The University of California’s investments leadership reported steady fiscal‑year performance and outlined portfolio positioning and risks at the Investment Committee meeting on May 13.
Jagdeep Batcher, Chief Investment Officer for UC Investments, told the committee the system’s consolidated assets were near $188 billion to $190 billion and that fiscal‑year‑to‑date returns were driven by equities. “The blue and gold pool, 9.2%,” the team reported for its low‑cost indexed Blue and Gold Endowment Pool; the general endowment pool returned 7.2% and a blended total return across pooled portfolios was approximately 7.6% fiscal‑year‑to‑date as of the meeting.

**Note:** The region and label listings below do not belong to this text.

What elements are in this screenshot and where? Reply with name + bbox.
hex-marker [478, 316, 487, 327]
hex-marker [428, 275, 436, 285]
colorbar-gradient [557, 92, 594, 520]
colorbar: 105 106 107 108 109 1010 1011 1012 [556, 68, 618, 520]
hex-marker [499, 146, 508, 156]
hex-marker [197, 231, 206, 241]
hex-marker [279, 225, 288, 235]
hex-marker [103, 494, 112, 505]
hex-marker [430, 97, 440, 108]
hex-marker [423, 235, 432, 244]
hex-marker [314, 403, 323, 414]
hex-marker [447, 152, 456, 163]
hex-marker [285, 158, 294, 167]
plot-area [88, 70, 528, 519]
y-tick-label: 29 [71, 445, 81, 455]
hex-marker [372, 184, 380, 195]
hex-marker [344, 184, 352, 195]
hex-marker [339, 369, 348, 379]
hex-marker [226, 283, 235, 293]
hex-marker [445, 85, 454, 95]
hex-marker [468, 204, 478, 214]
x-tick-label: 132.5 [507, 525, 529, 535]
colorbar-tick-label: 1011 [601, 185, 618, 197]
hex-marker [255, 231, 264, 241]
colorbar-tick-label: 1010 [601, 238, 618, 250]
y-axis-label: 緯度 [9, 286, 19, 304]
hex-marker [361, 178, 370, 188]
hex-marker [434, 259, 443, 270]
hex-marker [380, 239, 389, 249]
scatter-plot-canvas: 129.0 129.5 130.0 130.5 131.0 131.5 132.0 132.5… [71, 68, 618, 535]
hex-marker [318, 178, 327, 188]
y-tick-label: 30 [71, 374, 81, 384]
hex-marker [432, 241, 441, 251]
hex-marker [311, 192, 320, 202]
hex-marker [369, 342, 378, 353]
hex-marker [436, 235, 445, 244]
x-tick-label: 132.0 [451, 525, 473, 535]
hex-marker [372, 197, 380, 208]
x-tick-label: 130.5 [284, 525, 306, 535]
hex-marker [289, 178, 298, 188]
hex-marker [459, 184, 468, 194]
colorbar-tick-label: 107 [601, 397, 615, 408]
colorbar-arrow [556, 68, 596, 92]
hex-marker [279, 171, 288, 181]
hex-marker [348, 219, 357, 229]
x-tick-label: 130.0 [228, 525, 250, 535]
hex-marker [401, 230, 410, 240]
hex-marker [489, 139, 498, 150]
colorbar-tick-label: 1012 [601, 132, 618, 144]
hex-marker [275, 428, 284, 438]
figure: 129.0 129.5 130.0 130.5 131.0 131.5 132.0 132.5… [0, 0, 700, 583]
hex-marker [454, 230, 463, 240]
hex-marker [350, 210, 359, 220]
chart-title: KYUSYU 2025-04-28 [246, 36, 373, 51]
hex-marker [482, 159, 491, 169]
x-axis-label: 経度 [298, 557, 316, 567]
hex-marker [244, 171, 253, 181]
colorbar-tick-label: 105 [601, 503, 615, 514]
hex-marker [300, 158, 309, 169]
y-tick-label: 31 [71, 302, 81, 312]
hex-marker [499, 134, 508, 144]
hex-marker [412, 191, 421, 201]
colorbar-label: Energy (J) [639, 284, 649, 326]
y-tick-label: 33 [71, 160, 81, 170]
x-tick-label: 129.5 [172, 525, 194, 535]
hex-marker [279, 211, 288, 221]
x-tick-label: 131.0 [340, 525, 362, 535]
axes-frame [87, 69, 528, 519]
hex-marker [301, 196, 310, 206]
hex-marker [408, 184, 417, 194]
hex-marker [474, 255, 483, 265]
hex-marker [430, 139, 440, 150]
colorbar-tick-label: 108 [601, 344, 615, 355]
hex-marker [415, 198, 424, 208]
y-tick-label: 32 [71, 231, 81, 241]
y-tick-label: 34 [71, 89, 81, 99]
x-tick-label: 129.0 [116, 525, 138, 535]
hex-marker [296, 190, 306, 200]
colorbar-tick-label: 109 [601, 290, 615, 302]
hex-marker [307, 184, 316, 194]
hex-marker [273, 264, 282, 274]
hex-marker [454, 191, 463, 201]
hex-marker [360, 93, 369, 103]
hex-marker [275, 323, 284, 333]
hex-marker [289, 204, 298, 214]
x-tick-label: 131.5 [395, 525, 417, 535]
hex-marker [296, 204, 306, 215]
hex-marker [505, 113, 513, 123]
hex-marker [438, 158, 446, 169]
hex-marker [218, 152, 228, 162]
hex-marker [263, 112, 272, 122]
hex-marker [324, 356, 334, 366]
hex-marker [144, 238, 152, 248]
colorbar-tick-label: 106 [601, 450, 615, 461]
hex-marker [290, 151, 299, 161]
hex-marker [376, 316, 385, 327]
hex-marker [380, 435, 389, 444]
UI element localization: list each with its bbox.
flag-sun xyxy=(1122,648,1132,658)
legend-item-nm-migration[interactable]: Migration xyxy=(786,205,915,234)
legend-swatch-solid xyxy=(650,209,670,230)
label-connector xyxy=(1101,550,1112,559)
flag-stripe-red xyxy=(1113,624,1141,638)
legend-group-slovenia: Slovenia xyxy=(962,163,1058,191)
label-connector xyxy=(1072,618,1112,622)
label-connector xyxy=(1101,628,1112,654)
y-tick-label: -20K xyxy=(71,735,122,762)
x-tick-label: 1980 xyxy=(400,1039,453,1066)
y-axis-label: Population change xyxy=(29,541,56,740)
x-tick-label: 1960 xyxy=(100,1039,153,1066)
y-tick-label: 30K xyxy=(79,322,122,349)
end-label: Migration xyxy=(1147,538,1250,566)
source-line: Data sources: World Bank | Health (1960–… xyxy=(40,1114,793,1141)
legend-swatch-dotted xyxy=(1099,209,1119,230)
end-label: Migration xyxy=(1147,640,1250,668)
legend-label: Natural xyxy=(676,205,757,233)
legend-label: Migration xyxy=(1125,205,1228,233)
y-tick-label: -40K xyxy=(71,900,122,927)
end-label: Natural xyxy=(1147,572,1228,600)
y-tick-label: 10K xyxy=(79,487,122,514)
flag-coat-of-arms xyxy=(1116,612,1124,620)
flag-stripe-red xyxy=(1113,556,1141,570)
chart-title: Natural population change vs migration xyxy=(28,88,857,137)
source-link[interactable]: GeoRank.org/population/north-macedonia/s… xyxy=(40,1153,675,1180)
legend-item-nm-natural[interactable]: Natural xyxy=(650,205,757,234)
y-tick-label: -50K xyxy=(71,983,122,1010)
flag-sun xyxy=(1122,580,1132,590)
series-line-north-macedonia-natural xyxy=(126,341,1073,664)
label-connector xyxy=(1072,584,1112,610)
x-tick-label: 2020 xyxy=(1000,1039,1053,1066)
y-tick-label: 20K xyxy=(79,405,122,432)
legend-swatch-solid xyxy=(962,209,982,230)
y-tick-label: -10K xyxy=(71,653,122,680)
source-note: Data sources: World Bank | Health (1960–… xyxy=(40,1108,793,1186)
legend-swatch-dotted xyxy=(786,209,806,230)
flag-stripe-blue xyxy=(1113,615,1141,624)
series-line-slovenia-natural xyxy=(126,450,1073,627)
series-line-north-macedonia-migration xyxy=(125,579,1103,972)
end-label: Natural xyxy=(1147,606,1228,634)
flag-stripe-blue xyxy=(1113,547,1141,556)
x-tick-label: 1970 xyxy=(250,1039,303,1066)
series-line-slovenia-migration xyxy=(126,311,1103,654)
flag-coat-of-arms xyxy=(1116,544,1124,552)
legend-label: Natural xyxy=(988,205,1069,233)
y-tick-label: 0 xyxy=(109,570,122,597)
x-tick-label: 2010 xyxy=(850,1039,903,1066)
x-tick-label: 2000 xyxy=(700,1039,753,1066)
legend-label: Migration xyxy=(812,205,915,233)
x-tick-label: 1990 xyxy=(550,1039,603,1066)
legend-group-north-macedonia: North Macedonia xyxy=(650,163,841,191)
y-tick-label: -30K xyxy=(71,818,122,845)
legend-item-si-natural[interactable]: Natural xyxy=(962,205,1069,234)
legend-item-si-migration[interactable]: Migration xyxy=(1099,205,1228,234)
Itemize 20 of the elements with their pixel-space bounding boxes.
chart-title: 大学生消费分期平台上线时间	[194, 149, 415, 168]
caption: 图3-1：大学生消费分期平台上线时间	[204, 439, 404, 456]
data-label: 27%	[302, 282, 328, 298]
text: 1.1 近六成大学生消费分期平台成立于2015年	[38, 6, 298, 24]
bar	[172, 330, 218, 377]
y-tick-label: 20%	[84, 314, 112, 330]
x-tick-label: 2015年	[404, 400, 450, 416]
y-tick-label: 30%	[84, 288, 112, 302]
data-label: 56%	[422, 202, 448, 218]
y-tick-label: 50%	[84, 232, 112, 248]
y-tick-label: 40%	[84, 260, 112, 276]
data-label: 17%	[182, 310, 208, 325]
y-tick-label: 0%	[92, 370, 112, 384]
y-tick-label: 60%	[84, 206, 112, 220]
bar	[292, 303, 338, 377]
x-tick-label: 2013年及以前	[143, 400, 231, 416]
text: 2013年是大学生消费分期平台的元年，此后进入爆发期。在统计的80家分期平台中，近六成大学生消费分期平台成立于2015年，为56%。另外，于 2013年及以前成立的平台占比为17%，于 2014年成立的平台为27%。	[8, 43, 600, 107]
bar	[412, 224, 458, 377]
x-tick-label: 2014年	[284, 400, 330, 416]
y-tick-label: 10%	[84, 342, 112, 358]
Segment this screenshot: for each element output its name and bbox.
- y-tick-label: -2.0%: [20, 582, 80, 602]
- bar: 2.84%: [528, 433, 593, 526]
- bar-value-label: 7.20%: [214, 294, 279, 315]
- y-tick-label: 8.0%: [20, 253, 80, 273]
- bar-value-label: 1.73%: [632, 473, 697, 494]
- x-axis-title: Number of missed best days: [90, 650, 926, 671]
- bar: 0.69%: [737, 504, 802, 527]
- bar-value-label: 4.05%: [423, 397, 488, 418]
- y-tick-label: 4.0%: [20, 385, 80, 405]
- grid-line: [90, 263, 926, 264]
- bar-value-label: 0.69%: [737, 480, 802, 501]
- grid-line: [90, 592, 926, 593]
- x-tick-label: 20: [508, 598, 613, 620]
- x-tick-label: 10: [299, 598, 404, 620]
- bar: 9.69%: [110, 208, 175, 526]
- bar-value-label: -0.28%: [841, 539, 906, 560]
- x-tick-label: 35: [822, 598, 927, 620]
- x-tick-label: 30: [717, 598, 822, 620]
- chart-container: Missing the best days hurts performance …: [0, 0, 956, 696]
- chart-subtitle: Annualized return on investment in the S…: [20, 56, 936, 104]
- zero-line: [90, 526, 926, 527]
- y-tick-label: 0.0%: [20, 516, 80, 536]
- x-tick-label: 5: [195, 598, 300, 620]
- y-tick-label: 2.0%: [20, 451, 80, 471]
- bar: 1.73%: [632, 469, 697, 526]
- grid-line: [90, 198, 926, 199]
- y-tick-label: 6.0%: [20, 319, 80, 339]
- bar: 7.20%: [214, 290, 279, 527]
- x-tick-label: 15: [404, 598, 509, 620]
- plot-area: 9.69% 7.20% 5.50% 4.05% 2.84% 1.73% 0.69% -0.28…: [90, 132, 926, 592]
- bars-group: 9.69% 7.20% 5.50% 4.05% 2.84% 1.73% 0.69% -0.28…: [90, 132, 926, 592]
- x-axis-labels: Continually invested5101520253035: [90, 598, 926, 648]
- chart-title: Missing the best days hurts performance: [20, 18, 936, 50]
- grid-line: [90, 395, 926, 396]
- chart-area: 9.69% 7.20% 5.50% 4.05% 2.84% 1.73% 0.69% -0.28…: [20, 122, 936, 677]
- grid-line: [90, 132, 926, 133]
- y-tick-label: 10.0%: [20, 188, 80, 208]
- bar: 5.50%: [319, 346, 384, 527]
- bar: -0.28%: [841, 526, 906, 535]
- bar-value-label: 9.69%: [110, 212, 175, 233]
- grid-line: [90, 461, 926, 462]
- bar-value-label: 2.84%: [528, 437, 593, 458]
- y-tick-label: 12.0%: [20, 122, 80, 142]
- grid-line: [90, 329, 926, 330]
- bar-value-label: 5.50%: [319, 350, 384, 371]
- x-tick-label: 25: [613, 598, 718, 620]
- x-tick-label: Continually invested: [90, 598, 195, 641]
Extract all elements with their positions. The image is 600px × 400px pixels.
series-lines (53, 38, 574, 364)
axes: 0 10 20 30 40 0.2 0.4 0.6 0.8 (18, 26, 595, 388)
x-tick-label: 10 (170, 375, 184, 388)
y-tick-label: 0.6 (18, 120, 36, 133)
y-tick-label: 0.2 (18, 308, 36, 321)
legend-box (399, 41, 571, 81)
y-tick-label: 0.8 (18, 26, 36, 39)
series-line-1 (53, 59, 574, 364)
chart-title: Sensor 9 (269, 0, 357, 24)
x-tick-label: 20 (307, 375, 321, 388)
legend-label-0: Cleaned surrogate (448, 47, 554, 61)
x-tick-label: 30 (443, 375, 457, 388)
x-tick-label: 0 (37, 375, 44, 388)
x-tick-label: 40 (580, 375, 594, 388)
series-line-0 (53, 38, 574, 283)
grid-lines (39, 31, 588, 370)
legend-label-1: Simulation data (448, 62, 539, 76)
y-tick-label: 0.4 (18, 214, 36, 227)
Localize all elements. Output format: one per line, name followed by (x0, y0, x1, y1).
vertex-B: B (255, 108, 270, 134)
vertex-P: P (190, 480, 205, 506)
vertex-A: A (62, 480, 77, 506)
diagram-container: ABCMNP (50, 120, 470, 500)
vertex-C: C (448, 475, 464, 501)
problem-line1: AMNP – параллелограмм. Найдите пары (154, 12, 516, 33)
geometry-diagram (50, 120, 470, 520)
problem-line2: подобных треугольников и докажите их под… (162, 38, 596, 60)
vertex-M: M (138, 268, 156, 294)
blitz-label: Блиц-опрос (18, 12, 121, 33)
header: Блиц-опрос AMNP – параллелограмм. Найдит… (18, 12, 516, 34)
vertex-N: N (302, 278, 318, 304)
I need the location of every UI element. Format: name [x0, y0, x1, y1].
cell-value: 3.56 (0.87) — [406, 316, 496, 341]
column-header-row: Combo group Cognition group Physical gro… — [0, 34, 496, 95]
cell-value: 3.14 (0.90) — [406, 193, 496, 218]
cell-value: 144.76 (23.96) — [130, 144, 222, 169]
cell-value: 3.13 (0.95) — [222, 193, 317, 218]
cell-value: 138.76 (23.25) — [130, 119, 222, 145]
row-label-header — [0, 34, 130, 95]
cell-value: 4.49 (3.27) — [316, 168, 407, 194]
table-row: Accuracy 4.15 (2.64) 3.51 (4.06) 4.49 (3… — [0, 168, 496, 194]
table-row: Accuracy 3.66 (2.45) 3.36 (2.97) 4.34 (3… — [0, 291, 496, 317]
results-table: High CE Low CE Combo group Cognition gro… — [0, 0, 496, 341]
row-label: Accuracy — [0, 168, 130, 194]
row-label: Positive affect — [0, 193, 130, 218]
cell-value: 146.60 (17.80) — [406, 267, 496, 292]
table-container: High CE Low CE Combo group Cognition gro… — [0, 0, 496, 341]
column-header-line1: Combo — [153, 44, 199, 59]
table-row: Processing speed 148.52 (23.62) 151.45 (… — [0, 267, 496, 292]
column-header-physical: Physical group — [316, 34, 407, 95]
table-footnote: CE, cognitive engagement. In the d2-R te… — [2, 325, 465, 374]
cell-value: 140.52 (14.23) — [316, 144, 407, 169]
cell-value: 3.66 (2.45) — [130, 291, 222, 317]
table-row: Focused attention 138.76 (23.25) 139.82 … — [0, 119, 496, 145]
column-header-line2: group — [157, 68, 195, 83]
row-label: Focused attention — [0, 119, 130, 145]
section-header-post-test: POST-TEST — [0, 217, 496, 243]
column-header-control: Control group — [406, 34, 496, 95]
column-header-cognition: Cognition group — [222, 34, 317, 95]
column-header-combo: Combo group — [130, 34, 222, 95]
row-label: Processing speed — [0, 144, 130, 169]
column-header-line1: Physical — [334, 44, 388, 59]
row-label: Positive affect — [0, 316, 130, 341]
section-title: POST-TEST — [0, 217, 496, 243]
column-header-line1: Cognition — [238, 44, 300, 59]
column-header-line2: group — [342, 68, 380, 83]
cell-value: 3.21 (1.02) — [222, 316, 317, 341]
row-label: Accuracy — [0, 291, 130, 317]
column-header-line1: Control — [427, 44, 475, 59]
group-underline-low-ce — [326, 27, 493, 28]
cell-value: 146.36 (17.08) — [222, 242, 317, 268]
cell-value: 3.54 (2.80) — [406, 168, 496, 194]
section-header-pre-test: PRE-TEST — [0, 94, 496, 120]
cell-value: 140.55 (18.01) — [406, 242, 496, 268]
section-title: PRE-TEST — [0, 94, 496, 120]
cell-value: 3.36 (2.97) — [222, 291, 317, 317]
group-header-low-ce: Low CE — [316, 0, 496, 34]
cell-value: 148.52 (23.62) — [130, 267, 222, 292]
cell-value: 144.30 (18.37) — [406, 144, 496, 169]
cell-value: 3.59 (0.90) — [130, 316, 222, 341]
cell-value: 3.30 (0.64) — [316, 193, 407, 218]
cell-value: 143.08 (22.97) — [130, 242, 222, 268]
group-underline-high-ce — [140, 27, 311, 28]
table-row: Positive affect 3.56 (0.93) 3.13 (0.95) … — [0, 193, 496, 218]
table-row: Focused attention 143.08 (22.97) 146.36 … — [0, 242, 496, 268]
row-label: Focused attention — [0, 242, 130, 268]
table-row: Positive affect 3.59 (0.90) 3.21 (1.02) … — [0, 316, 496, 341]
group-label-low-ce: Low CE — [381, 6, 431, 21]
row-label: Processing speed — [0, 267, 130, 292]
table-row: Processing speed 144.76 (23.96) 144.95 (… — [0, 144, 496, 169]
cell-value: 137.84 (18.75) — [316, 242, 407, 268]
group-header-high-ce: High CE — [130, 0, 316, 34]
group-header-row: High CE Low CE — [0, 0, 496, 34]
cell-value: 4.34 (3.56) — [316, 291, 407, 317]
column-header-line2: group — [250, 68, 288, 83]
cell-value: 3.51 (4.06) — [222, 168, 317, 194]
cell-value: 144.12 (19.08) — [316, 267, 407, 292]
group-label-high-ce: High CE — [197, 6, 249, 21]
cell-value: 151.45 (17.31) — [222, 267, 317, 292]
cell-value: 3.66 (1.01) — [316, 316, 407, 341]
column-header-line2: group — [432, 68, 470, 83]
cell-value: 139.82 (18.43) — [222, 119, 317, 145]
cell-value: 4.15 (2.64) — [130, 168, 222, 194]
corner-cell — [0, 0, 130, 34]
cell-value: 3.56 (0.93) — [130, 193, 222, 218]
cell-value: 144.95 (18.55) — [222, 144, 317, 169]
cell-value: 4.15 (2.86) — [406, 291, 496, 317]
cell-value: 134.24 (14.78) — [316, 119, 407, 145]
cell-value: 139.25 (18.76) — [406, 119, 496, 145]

Batcher and his senior team framed the committee’s priorities as liquidity management, measured private‑market exposure, and attention to macroeconomic risks. The investment office said the UC portfolio is about 10 percentage points underweight to private markets relative to prior allocations; the private equity portfolio was stated at roughly $17 billion. The office described that underweight position as advantageous for liquidity given recent secondary‑market activity across other endowments.
Speakers on the investment team emphasized the role of liquidity and the retirement savings program when discussing participant behavior. Marco Mers, who co‑heads UC’s retirement savings work on the public equities side, said the retirement savings program remains large relative to other public plans and that participant voluntary savings have edged down from about 11% to roughly 10.5%, though total average employee savings remains near 17–18% when automatic and voluntary contributions are combined. The team noted the retirement savings program is one of the country’s largest after the federal Thrift Savings Plan and reported an average management fee of about 0.05% on core plan funds compared with a 0.49% industry average cited by staff.
On risks, fixed‑income and macro staff warned about potential inflation persistence tied to tariffs and services‑sector dynamics. Satish Swamy said markets’ bond yields indicate skepticism that inflation will quickly fall to 2%; staff presented scenarios in which tariffs contribute to stickier inflation and slower growth, which could complicate Federal Reserve policy.
Panelists advised a “stay the course” posture for long‑term savers. The team said active rebalancing and limited tactical changes had occurred recently; the investment report noted a modest tactical reduction in small‑cap equity exposure in the most recent quarter and maintained a cautious stance on new private commitments. The office also highlighted the Blue and Gold Pool’s role as a liquid buffer: staff said the pool has grown to roughly $7 billion and has provided capital to campuses during prior stress events.
The Committee received the report; no investment policy vote or reallocation motion was taken during the May 13 session.